Algorithms Notes.md

1. in case of multiple for loop.......if internal condition doesnot depend on order of i or j (i, j = indexs)...then we can use internal index j =i+1 or i (instead of j = 0) to avoid duplicate checking. For Eg - nums[i] + nums[j] we can avoid duplicate checking but nums[i] / nums[j] we can not avoid duplicate checking.
2. if you are getting digits one by one then instead of char array / StringBuilder, make it as a single integer by using concept = a * 10 + b (https://leetcode.com/problems/reverse-integer/)

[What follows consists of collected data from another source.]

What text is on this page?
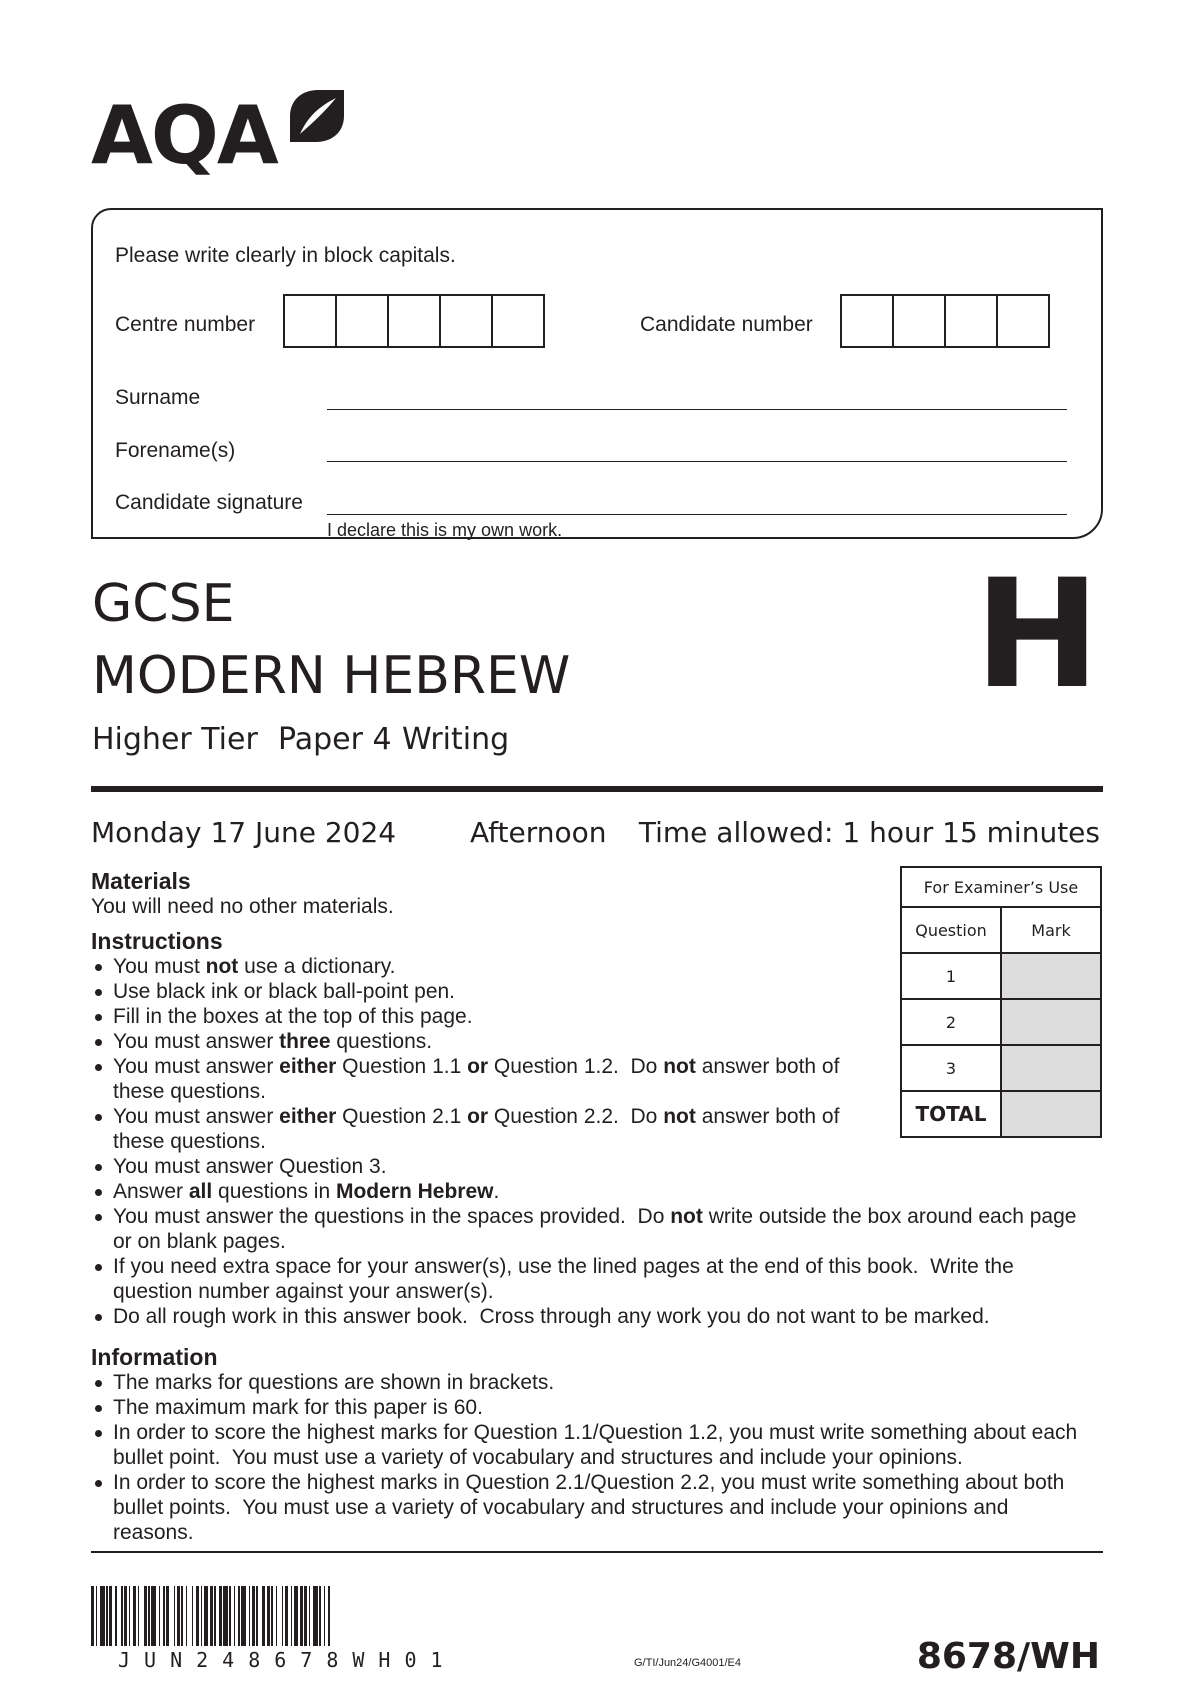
AQA
Please write clearly in block capitals.
Centre number	Candidate number
Surname
Forename(s)
Candidate signature
I declare this is my own work.
GCSE
MODERN HEBREW
Higher Tier Paper 4 Writing
H
Monday 17 June 2024	Afternoon Time allowed: 1 hour 15 minutes

Materials

You will need no other materials.

Instructions

You must not use a dictionary.
Use black ink or black ball-point pen.
Fill in the boxes at the top of this page.
You must answer three questions.
You must answer either Question 1.1 or Question 1.2.  Do not answer both of
these questions.
You must answer either Question 2.1 or Question 2.2.  Do not answer both of
these questions.
You must answer Question 3.
Answer all questions in Modern Hebrew.
You must answer the questions in the spaces provided.  Do not write outside the box around each page or on blank pages.
If you need extra space for your answer(s), use the lined pages at the end of this book.  Write the question number against your answer(s).
Do all rough work in this answer book.  Cross through any work you do not want to be marked.

Information

The marks for questions are shown in brackets.
The maximum mark for this paper is 60.
In order to score the highest marks for Question 1.1/Question 1.2, you must write something about each bullet point.  You must use a variety of vocabulary and structures and include your opinions.
In order to score the highest marks in Question 2.1/Question 2.2, you must write something about both bullet points.  You must use a variety of vocabulary and structures and include your opinions and reasons.
For Examiner’s Use	
Question	Mark
1	
2	
3	
TOTAL	
JUN248678WH01	G/TI/Jun24/G4001/E4	8678/WH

3. Always avoid ' + ' operation in String specially in loop , instead use StringBuilder or char[] as it has less TC. Better to use String Builder because of its simplicity.
4. append() method of StringBuilder takes TC = O(1) while toString() method of StringBuilder takes TC = O(n), SC = O(n).
5. To get each digit in integer, divide by 10 in loop and do % to get the digit.
6. n = logx + 1 where n is number of digits in x. So, O(n) = O(logx) = O(1) , we can say O(1) because we know n max = 32, Hence constant.
7. when ever a problem is using parantheses, think of using stack.
8. In Promblems of linked list current is used to access every node and head is remain fixed for starting node only.